CVE : Enfin, si de nombreuses questions sociales se posent en effet, la question écologique ne nous pousserait-elle pas à aller vers l’organisation d’autres types d’évènements sportifs ?
P. C. : L’argument écologique avancé par les dirigeants nationaux et internationaux du sport relève le plus souvent d’une forme de communication qui permet de faire oublier d’autres enjeux autrement plus importants. Quel est l’intérêt de produire les médailles de Tokyo avec le métal de recyclage des smartphones quand l’événement lui-même génère des flux de gaspillage et de transport considérables dans un pays qui a connu en 2011 l’accident nucléaire de Fukushima ? Certes, les sportifs professionnels sont, avec les dirigeants politiques et les cadres d’entreprises, parmi les plus gros consommateurs de voyages internationaux.
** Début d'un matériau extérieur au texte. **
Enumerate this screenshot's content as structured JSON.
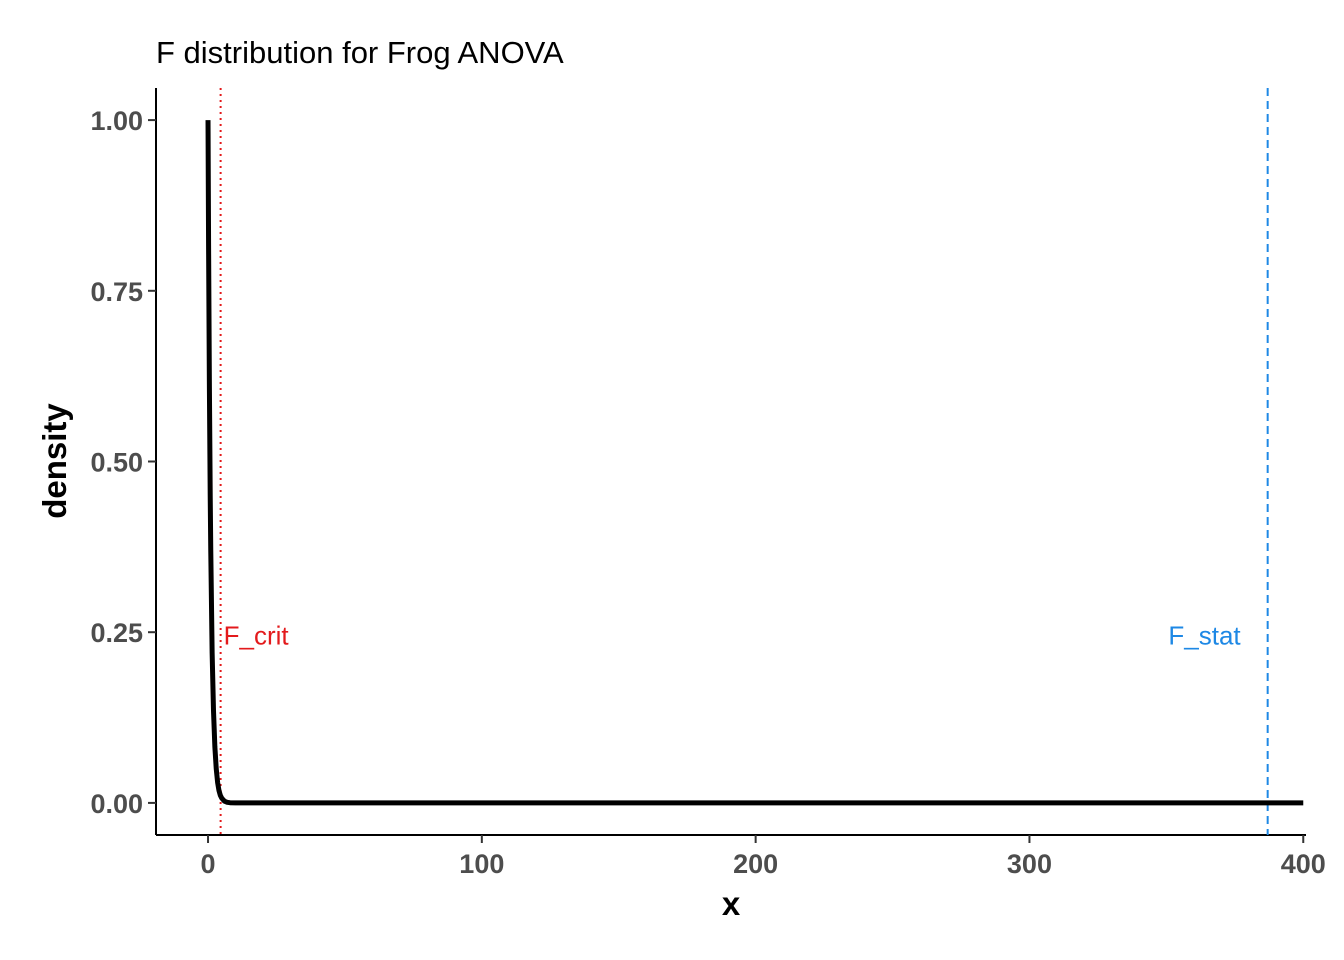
{
  "chart_data": {
    "type": "line",
    "title": "F distribution for Frog ANOVA",
    "xlabel": "x",
    "ylabel": "density",
    "xlim": [
      -19,
      401
    ],
    "ylim": [
      -0.047,
      1.047
    ],
    "x_ticks": [
      0,
      100,
      200,
      300,
      400
    ],
    "x_tick_labels": [
      "0",
      "100",
      "200",
      "300",
      "400"
    ],
    "y_ticks": [
      0,
      0.25,
      0.5,
      0.75,
      1
    ],
    "y_tick_labels": [
      "0.00",
      "0.25",
      "0.50",
      "0.75",
      "1.00"
    ],
    "grid": false,
    "series": [
      {
        "color": "#000000",
        "x": [
          0,
          0.2,
          0.5,
          0.8,
          1,
          1.5,
          2,
          2.5,
          3,
          3.5,
          4,
          4.5,
          5,
          6,
          7,
          8,
          10,
          15,
          20,
          50,
          100,
          200,
          300,
          400
        ],
        "y": [
          1.0,
          0.82,
          0.61,
          0.45,
          0.37,
          0.22,
          0.135,
          0.082,
          0.05,
          0.03,
          0.018,
          0.011,
          0.007,
          0.0025,
          0.0009,
          0.0003,
          0.0001,
          0,
          0,
          0,
          0,
          0,
          0,
          0
        ]
      }
    ],
    "vlines": [
      {
        "x": 4.6,
        "color": "#e31a1c",
        "style": "dotted",
        "label": "F_crit",
        "label_y": 0.245,
        "label_anchor": "start"
      },
      {
        "x": 387,
        "color": "#1e88e5",
        "style": "dashed",
        "label": "F_stat",
        "label_y": 0.245,
        "label_anchor": "end"
      }
    ]
  }
}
Quant au tourisme sportif des spectateurs qui vont suivre leurs équipes, il est important mais loin d’égaler celui des vacanciers. Gardons la proportion des choses avant tout. Le monde du sport n’est pas un gros pollueur comparativement à la pollution industrielle et agricole, notamment de pays comme la Chine et les Etats-Unis. La véritable contribution écologique du sport se situe sur le plan pédagogique, au niveau de l’éducation anti-gaspillage réalisée par les éducateurs sportifs des clubs de quartier. Répétons-le, le sport n’est pas intrinsèquement éducatif : il a pu servir et continue à servir les pires régimes. Il ne devient éducatif, au sens démocratique de l’émancipation individuelle et collective, que par l’exemplarité de ses champions, de ses dirigeants et de ses éducateurs.
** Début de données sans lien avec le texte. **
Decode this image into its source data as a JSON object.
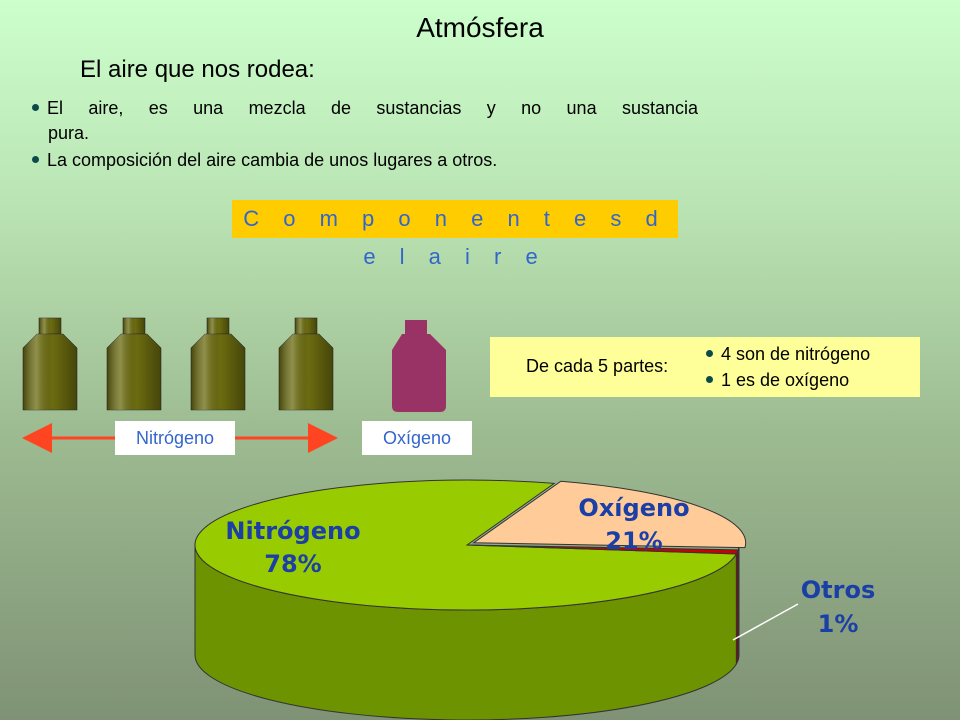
{
  "page": {
    "title": "Atmósfera",
    "subtitle": "El aire que nos rodea:",
    "bullets": [
      {
        "line1": "El aire, es una mezcla de sustancias y no una sustancia",
        "line2": "pura."
      },
      {
        "line1": "La composición del aire cambia de unos lugares a otros."
      }
    ],
    "components_banner": "C o m p o n e n t e s   d e l   a i r e"
  },
  "parts": {
    "label": "De cada 5 partes:",
    "items": [
      "4 son de nitrógeno",
      "1 es de oxígeno"
    ]
  },
  "bottles": {
    "nitrogen_count": 4,
    "oxygen_count": 1,
    "nitrogen_label": "Nitrógeno",
    "oxygen_label": "Oxígeno"
  },
  "colors": {
    "nitrogen_bottle": "#6b6b10",
    "oxygen_bottle": "#993366",
    "banner": "#ffcc00",
    "banner_text": "#3366cc",
    "arrow": "#ff4422"
  },
  "chart_data": {
    "type": "pie",
    "style": "3d",
    "title": "",
    "slices": [
      {
        "name": "Nitrógeno",
        "value": 78,
        "display": "78%",
        "color": "#99cc00"
      },
      {
        "name": "Oxígeno",
        "value": 21,
        "display": "21%",
        "color": "#ffcc99"
      },
      {
        "name": "Otros",
        "value": 1,
        "display": "1%",
        "color": "#cc0000"
      }
    ]
  }
}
La pandémie actuelle va peser et limiter les regroupements dans les stades. Il suffit de penser au cluster généré par le match de Ligue des champions du 19 février 2020 entre l’Atalanta Bergame et Valence. Le monde politique sera-t-il assez clairvoyant et ferme pour empêcher la reprise des matchs avec spectateurs ? Si nous prenons la direction de compétitions sportives sans spectateur, le monde d’après aura-t-il besoin de stades comportant des gradins ? Après tout, la billetterie représente peu dans les budgets des gros clubs alors que le coût de la sécurité est élevé. Tout cela pourrait bien accélérer le processus de transformation des championnats européens de sports collectifs en ligues professionnelles fermées. Il en va tout autrement du stade olympique qui n’existe comme tel que durant les quinze jours de compétition. De ce point de vue, les jeux de Tokyo 2021, s’ils peuvent se tenir, pourraient fort bien servir de laboratoire à des compétitions olympiques à guichets fermés.